Daniel Avery (feat. Ellie) – Haze (Midnight Version) – Neuer Remix

Daniel Avery hat heute zusammen mit Ellie seinen neuen Remix „Haze (Midnight Version)“ veröffentlicht. Der Song stammt von seinem kommenden Remix-Album „Tremor (Midnight Versions)“, das am 6. März via Domino erscheint.

Wenn ein Produzent sein eigenes Album komplett neu erfindet, kann das nach hinten losgehen – oder brillant werden. Mit „Tremor (Midnight Versions)“ präsentiert Daniel Avery eine selbst erarbeitete Neuinterpretation seines letzten Studioalbums „Tremor“ von 2025, die den ohnehin schon intensiven Sound in die düsteren Gefilde des Nachtlebens katapultiert.

Daniel Avery beschreibt sein Vorhaben selbst so: „Für jede Erschütterung gibt es eine Reaktion. Das sind die ‚Midnight Versions‘. Songs neu gedacht und direkt in die Nacht geschickt. Club-Edits, die sich auf das Stroboskoplicht konzentrieren.“

Und genau das ist Programm: Die Tracks wurden entschlackt, verschärft und auf maximale Clubtauglichkeit getrimmt. Shoegaze-Elemente und kollaborative Experimente weichen hier einer kompromisslosen Techno-Ästhetik, die direkt auf die Tanzfläche zielt.

Das ursprüngliche Album „Tremor“ war ein Gemeinschaftsprojekt der Extraklasse: Alison Mosshart von The Kills, Walter Schreifels, bdrmm, yeule und weitere Künstler*innen hinterließen ihre Spuren auf einem Album, das von Mixing-Legenden wie Alan Moulder und David Wrench veredelt wurde.
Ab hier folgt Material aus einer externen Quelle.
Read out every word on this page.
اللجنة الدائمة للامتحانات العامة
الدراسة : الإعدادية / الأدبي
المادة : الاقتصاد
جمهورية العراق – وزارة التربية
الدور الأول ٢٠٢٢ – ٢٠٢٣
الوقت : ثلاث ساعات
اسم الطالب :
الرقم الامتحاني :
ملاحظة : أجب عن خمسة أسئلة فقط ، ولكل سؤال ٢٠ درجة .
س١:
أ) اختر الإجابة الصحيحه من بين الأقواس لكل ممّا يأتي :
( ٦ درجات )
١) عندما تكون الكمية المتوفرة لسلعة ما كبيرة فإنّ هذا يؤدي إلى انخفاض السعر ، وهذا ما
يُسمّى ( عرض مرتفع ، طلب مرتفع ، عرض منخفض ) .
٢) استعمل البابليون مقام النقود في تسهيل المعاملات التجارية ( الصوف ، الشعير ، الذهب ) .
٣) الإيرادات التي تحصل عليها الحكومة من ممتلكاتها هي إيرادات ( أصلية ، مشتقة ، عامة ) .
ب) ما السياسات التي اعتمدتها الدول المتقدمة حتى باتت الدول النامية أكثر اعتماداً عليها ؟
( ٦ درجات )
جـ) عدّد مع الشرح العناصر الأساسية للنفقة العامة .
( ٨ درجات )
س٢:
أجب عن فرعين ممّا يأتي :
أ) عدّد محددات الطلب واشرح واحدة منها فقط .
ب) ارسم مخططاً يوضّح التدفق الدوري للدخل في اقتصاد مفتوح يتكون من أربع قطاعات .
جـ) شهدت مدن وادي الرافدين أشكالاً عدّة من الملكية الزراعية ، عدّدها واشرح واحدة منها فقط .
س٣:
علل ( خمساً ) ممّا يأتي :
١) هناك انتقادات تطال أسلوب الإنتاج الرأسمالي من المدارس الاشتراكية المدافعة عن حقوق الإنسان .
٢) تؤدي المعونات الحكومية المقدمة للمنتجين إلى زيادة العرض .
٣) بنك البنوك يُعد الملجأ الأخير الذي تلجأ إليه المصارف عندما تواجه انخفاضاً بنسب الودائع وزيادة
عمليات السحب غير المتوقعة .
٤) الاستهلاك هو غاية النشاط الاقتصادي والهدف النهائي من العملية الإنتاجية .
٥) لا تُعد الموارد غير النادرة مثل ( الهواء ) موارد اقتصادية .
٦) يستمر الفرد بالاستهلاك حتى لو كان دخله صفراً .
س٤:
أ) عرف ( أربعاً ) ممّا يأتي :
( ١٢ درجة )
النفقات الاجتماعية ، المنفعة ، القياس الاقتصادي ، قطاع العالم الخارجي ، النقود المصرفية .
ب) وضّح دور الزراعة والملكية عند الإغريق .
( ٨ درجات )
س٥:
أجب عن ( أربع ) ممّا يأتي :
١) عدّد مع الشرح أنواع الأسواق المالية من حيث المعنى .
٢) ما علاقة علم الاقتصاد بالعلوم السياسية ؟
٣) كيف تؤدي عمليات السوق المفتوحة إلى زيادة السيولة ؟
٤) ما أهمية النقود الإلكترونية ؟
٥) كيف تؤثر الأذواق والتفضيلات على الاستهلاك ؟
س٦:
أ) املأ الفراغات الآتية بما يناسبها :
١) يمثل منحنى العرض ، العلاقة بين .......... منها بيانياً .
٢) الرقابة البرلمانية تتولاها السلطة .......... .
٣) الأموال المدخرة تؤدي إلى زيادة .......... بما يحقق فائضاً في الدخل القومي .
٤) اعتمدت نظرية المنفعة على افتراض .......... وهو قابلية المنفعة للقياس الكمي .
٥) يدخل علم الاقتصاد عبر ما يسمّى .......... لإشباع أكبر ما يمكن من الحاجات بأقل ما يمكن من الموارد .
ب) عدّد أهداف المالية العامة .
Über das Werk hieß es im MusikBlog-Review treffend: „Avery trifft mit seinem Album einen Sound, der sich in der Dämmerwelt zwischen Engelshauch und Dämonentritt einnistet. Er erzeugt mit jeder neuen Tonspur einen Wirbelsturm, der den Hörer*innen erst die Ohren und dann den Verstand entreißt.“

Die neuen „Midnight Versions“ nehmen genau diesen Wirbelsturm und schleudern ihn direkt ins Epizentrum der Nacht. Was hier entsteht, ist kein bloßes Remix-Album, sondern eine eigenständige Nachtschwärmer-Vision: dunkler, kompromissloser, intensiver.

Mit Tracks wie „Haze (Midnight Version)“ zeigt Avery, dass manchmal erst die Dunkelheit offenbart, wie durchdringend ein Sound wirklich sein kann. Die Neuinterpretationen gehören genau dorthin, wo sie jetzt landen: in die frühen Morgenstunden unter Stroboskoplicht, mit einem Lächeln im Herzen.